I prefer as is. The "Bar" form is odd, IMO. I've never ever seen it before.

And I think that Centos is behind the times. IIRC, Ubuntu comes with 3.7...

That said, the "Bar" form likely does address the root concern (assuming it shows in tracedumps) and, Lada, I understand that you may feel obliged.

Annotating self is odd and I've never seen it before IMO! But there you go.

Quoting the self annotations works for me, I can submit a fresh MR if that's acceptable to all.

Re: "odd" - jinx! ;)

I don't know what the quoted form means or where it is defined as legal syntax. I wonder if it might ever become will ever become unsupported... Unlikely, but it's so odd that I'm unsure.

FWIW, it may be that someday someone creates a static or runtime checker for the unquoted form, as the unquoted form is scheduled to become default syntax in Python 3.10)

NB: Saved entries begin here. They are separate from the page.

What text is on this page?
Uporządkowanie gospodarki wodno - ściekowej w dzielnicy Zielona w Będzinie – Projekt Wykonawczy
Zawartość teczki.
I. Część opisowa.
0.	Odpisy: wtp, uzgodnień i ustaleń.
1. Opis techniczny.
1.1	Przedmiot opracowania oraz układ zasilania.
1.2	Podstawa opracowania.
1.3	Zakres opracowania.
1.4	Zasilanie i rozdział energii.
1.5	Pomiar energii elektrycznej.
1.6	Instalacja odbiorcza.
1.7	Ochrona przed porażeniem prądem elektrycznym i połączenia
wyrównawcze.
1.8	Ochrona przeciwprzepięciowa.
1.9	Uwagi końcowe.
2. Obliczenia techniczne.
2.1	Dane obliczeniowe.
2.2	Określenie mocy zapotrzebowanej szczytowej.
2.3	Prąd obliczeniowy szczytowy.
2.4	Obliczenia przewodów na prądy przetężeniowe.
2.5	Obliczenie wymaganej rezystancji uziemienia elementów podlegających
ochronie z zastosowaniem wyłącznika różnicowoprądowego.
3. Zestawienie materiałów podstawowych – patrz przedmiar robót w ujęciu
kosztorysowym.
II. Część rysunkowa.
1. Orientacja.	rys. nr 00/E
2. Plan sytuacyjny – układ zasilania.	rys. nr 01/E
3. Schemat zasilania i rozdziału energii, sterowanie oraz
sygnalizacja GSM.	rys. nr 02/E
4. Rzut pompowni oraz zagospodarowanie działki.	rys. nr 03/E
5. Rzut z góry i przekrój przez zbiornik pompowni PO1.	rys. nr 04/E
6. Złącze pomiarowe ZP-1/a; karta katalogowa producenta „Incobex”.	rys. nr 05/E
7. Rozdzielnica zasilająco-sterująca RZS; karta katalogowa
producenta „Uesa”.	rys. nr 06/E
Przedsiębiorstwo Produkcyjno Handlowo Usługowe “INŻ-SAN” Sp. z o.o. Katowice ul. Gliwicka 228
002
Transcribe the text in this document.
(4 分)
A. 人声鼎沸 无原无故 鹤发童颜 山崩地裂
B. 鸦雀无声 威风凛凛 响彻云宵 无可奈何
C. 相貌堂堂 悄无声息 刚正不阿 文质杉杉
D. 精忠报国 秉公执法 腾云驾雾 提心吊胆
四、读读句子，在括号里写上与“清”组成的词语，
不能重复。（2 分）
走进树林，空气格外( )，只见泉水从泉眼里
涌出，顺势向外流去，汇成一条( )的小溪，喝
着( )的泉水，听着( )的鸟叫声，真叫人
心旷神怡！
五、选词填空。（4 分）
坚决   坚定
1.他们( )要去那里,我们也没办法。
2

the quoted form is all there in PEP 484 and supported by mypy and (presumably) other type-checkers.

he quoted form is all there in PEP 484 and supported by mypy and (presumably) other type-checkers.

Right, and it is also described in the docs for typing module (search for "forward reference"). Such quoted annotations had been already used in Yangson.

So, @dimbleby, please submit the MR, I think it is a reasonable compromise.